LA CARGA INANIMADA.


El día está increíblemente azulado.

He considerado que es el momento de sacarlo de casa y llevarlo muy lejos. Así que me dispongo a realizar un acto deleznable. He borrado de mi cabeza cualquier atisbo de conciencia.

Alrededor de mi casa hay muchos tipos de árboles y monte bajo. Parten senderos hacía todos los lugares posibles. Cuando abro la ventana unos desconocidos hablan con otros desconocidos y todo parece simple, hasta los mismos gorriones me lo indican, que me deshaga de él.

Deseo que esta sea la última vez en que lo vea ahí tendido. Comienzo a vestirlo despacio con ropas de abrigo, no deseo que el frió lo coma a las primeras de cambio.

A duras penas he podido bajar las escaleras que dan a la cuadra para atravesarlo sobre los lomos de la mula parda y taparlo con un saco de arpillera. En estos instantes me siento tremendamente cansado y con un gran nerviosismo en mis piernas.
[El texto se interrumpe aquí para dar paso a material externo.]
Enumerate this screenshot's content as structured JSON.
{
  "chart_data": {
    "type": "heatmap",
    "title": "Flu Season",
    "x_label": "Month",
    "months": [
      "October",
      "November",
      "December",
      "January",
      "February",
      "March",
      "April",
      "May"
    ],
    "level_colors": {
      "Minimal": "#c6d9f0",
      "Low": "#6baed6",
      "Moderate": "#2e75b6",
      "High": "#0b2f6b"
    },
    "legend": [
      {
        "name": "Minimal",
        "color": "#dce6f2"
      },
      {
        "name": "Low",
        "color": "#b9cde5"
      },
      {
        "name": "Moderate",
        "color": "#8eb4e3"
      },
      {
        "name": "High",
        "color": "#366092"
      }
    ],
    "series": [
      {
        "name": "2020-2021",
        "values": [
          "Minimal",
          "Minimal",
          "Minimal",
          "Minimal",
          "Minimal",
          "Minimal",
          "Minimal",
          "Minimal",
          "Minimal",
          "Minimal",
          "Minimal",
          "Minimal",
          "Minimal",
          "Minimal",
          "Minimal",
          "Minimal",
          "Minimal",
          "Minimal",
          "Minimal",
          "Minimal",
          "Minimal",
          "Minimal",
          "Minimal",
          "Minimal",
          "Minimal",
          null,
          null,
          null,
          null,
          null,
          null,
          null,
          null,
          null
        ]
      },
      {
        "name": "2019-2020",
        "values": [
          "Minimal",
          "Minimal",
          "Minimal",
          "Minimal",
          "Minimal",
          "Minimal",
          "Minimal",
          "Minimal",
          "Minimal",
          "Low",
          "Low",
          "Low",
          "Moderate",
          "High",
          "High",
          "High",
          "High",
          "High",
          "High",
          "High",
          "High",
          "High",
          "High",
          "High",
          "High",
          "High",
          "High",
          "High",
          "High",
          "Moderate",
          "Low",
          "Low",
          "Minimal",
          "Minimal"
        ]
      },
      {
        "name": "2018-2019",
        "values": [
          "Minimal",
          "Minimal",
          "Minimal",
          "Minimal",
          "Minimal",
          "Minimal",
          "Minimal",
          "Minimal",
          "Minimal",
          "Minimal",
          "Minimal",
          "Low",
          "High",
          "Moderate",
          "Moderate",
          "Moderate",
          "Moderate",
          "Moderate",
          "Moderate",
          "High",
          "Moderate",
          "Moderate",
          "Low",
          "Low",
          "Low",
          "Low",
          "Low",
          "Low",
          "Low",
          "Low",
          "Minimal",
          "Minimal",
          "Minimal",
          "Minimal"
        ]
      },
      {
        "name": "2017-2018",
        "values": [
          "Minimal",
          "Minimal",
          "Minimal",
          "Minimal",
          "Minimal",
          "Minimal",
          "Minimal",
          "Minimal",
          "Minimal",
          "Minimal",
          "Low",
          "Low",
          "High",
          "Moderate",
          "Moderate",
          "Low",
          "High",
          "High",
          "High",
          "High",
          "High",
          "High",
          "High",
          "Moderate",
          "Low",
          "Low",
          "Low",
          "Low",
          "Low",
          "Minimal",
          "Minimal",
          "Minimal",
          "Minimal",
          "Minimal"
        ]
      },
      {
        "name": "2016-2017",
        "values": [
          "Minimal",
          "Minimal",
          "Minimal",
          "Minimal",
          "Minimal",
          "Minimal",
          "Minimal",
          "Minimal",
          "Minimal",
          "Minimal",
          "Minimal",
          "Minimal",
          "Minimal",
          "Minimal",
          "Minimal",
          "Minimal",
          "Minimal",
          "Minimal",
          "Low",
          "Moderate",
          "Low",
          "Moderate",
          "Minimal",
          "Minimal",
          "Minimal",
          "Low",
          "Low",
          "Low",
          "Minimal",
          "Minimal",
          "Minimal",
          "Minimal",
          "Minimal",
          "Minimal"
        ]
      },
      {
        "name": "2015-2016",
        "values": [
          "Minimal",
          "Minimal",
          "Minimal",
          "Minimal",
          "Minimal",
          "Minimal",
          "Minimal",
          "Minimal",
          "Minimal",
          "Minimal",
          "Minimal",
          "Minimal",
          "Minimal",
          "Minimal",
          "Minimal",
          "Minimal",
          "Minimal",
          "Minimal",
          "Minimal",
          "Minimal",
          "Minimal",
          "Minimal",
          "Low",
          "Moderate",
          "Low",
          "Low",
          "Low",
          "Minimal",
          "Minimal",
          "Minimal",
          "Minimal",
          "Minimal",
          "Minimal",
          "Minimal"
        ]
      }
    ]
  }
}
Al salir al camino de piedra y hierba los desconocidos ya se han marchado.

Ascendemos dando vueltas, el sendero serpentea y va escalando por entre monte bajo de xestales, brezos y tojos que arañan mis piernas.

Delante de mí está el robledal de las Ánimas tupido desde el suelo hasta las nubes con mullido amarillo por el suelo. En este lugar tan frondoso y entre tantos tallos alienados se pierde la sensación de orientación. Por encima de mi se describe un azul pleno, y una ligera brisa me hiela la cara.

Desato la carga y la empujo cayendo sobre la hojarasca como un peso muerto casi inanimado.